Yala

Yala

Sara Llorca - Compagnie du Hasard Objectif
au Théâtre de l’Arsenal du 26 au 30 avril 2021

 

LA FEMME BIGARREE Je lutte. / Je suis lutte. / Je suis la lutte. / Mon corps se tord. / Mon corps se hisse. / Mon corps plie. / Mon corps s'arrondit. / Mon esprit aussi. / Je titube. / Je suis emportée par le poids. / Je fléchis. / J'accuse le coup. / Je manque de tomber. / Je manque de me briser. / J'esquive. / Je me redresse. / Je rends coup pour coup. / Je sens le vide autour. / Je suis seule. / J'entre dans le tourbillon. / Je m'évanouis. / Je me ressaisis. / Je prends peur. / Je crie. / Je glisse à nouveau. / C'est bon. / La lutte est belle. / Je m'étourdis. / Je veux me sauver. / Une partie de moi s'accroche. / Je suis pétrifiée. / Je suis ensorcelée. / Mon corps est malade. / Il résiste au feu. / Il cherche à se rafraîchir. / Il cherche à sortir de là. / Il fait sa bulle. / Il est pathétique. / Il est pathétique ce corps amoureux. / Je le regarde frémir. / Je le regarde.

 

LE VISITEUR Mais je ne cède pas. / Je marche sur des œufs. / Tu entends ? / Là, sous mon pied, là, les secousses, là. / Les secousses sont dans mon pied. / Mon pied prend les sons, tous les sons. / Et je marche sur des œufs. / Les tirs à l'autre bout. / Ça gronde dans mon pied. / Je marche. / Mon ventre sait. / Les tremblements, tu sens ? / La main de l'enfant, toute petite main lâchée. / La main cherche la main, dans le vent. / Je l'ai. / Dans mon ventre, je l'ai. / Et la blessure de l'homme, je l'ai. / Dans mon ventre, je l'ai.

 

LA FEMME BIGARREE Tu fais claquer. / Tu claques des doigts. / Tu appelles les esprits, là-haut, tout autour pour qu’ils te regardent. / Ils posent leurs yeux sur toi. / Un instant tout s’arrête. / Tu retiens le souffle. / Il n'y a plus rien. / Tu existes. / Au centre des vies. / Plus de séparation, rien d'autre que toi. / Au centre du grand mouvement. / Rien ne bouge. / Toi, rien d'autre. / Tu es aveugle. / Tu es sourde. / Tu es là. / Tu espères que le là-haut rejoigne le là-bas, en bas. / On te salue.
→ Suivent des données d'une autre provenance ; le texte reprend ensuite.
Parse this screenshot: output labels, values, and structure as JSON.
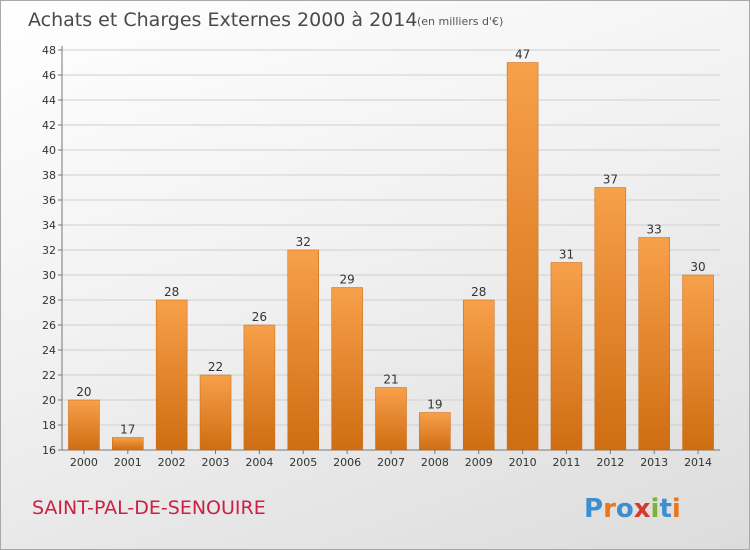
{
  "chart_data": {
    "type": "bar",
    "title": "Achats et Charges Externes 2000 à 2014",
    "subtitle": "(en milliers d'€)",
    "categories": [
      "2000",
      "2001",
      "2002",
      "2003",
      "2004",
      "2005",
      "2006",
      "2007",
      "2008",
      "2009",
      "2010",
      "2011",
      "2012",
      "2013",
      "2014"
    ],
    "values": [
      20,
      17,
      28,
      22,
      26,
      32,
      29,
      21,
      19,
      28,
      47,
      31,
      37,
      33,
      30
    ],
    "ylim": [
      16,
      48
    ],
    "yticks": [
      "16",
      "18",
      "20",
      "22",
      "24",
      "26",
      "28",
      "30",
      "32",
      "34",
      "36",
      "38",
      "40",
      "42",
      "44",
      "46",
      "48"
    ],
    "grid": true,
    "bar_color": "#f0922e"
  },
  "footer": {
    "commune": "SAINT-PAL-DE-SENOUIRE",
    "brand": "Proxiti"
  }
}
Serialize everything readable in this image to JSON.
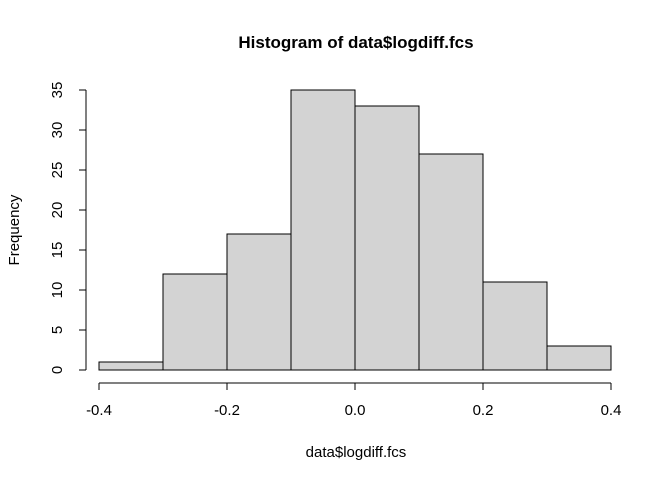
{
  "chart_data": {
    "type": "bar",
    "title": "Histogram of data$logdiff.fcs",
    "xlabel": "data$logdiff.fcs",
    "ylabel": "Frequency",
    "bins": [
      {
        "from": -0.4,
        "to": -0.3,
        "count": 1
      },
      {
        "from": -0.3,
        "to": -0.2,
        "count": 12
      },
      {
        "from": -0.2,
        "to": -0.1,
        "count": 17
      },
      {
        "from": -0.1,
        "to": 0.0,
        "count": 35
      },
      {
        "from": 0.0,
        "to": 0.1,
        "count": 33
      },
      {
        "from": 0.1,
        "to": 0.2,
        "count": 27
      },
      {
        "from": 0.2,
        "to": 0.3,
        "count": 11
      },
      {
        "from": 0.3,
        "to": 0.4,
        "count": 3
      }
    ],
    "xlim": [
      -0.4,
      0.4
    ],
    "ylim": [
      0,
      35
    ],
    "x_ticks": [
      "-0.4",
      "-0.2",
      "0.0",
      "0.2",
      "0.4"
    ],
    "y_ticks": [
      "0",
      "5",
      "10",
      "15",
      "20",
      "25",
      "30",
      "35"
    ],
    "grid": false,
    "bar_fill": "#d3d3d3",
    "bar_stroke": "#000000"
  }
}
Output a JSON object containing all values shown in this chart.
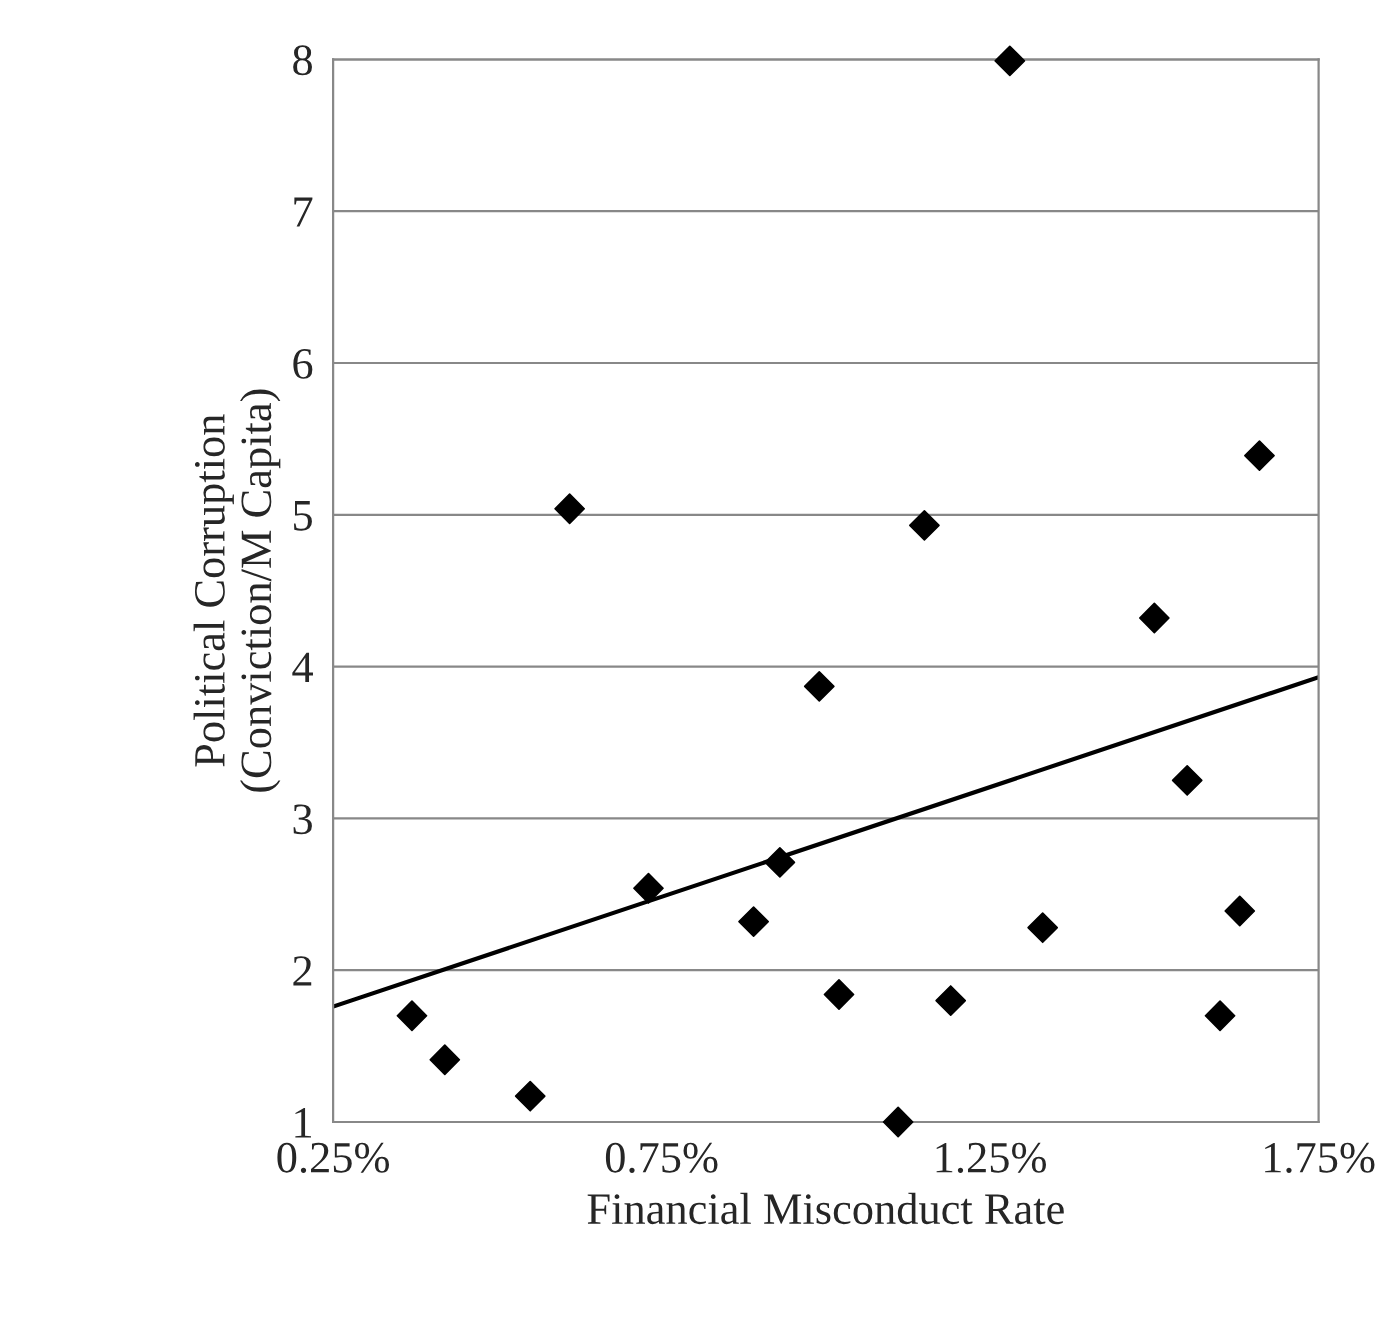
{
  "chart_data": {
    "type": "scatter",
    "xlabel": "Financial Misconduct Rate",
    "ylabel": "Political Corruption\n(Conviction/M Capita)",
    "xlim": [
      0.25,
      1.75
    ],
    "xticks": [
      {
        "value": 0.25,
        "label": "0.25%"
      },
      {
        "value": 0.75,
        "label": "0.75%"
      },
      {
        "value": 1.25,
        "label": "1.25%"
      },
      {
        "value": 1.75,
        "label": "1.75%"
      }
    ],
    "ylim": [
      1,
      8
    ],
    "yticks": [
      1,
      2,
      3,
      4,
      5,
      6,
      7,
      8
    ],
    "grid": "y",
    "marker": "diamond",
    "legend": false,
    "series": [
      {
        "color": "#000000",
        "x": [
          0.37,
          0.42,
          0.55,
          0.61,
          0.73,
          0.89,
          0.93,
          0.99,
          1.02,
          1.11,
          1.15,
          1.19,
          1.28,
          1.33,
          1.5,
          1.55,
          1.6,
          1.63,
          1.66
        ],
        "values": [
          1.7,
          1.41,
          1.17,
          5.04,
          2.54,
          2.32,
          2.71,
          3.87,
          1.84,
          1.0,
          4.93,
          1.8,
          7.99,
          2.28,
          4.32,
          3.25,
          1.7,
          2.39,
          5.39
        ]
      },
      {
        "type": "line",
        "color": "#000000",
        "x": [
          0.25,
          1.75
        ],
        "values": [
          1.76,
          3.93
        ],
        "marker": "none"
      }
    ]
  }
}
On te visite. On s'empare de toi. / Rendez-vous chez toi. / Les abîmes avalent la lumière ou l'inverse, aucune importance. / C'est le grand choc, la grande confusion. / Un instant comme à l’heure de la naissance, quand rien n’est tout à fait né ou lorsque ça meurt, va mourir dans un instant mais pas encore, pas tout à fait, tu vois ? / Tu rassembles ce qu’il y a d’éclaté par le temps. / Tu relies dans ton corps le haut et le bas, entre le bout de tes doigts et le dessous de ton pied, entre tes fesses, juste là. / Tu n’es plus rien qu'un trou, un passage, une bouche, conductrice d’électricité. / Tu es traversée.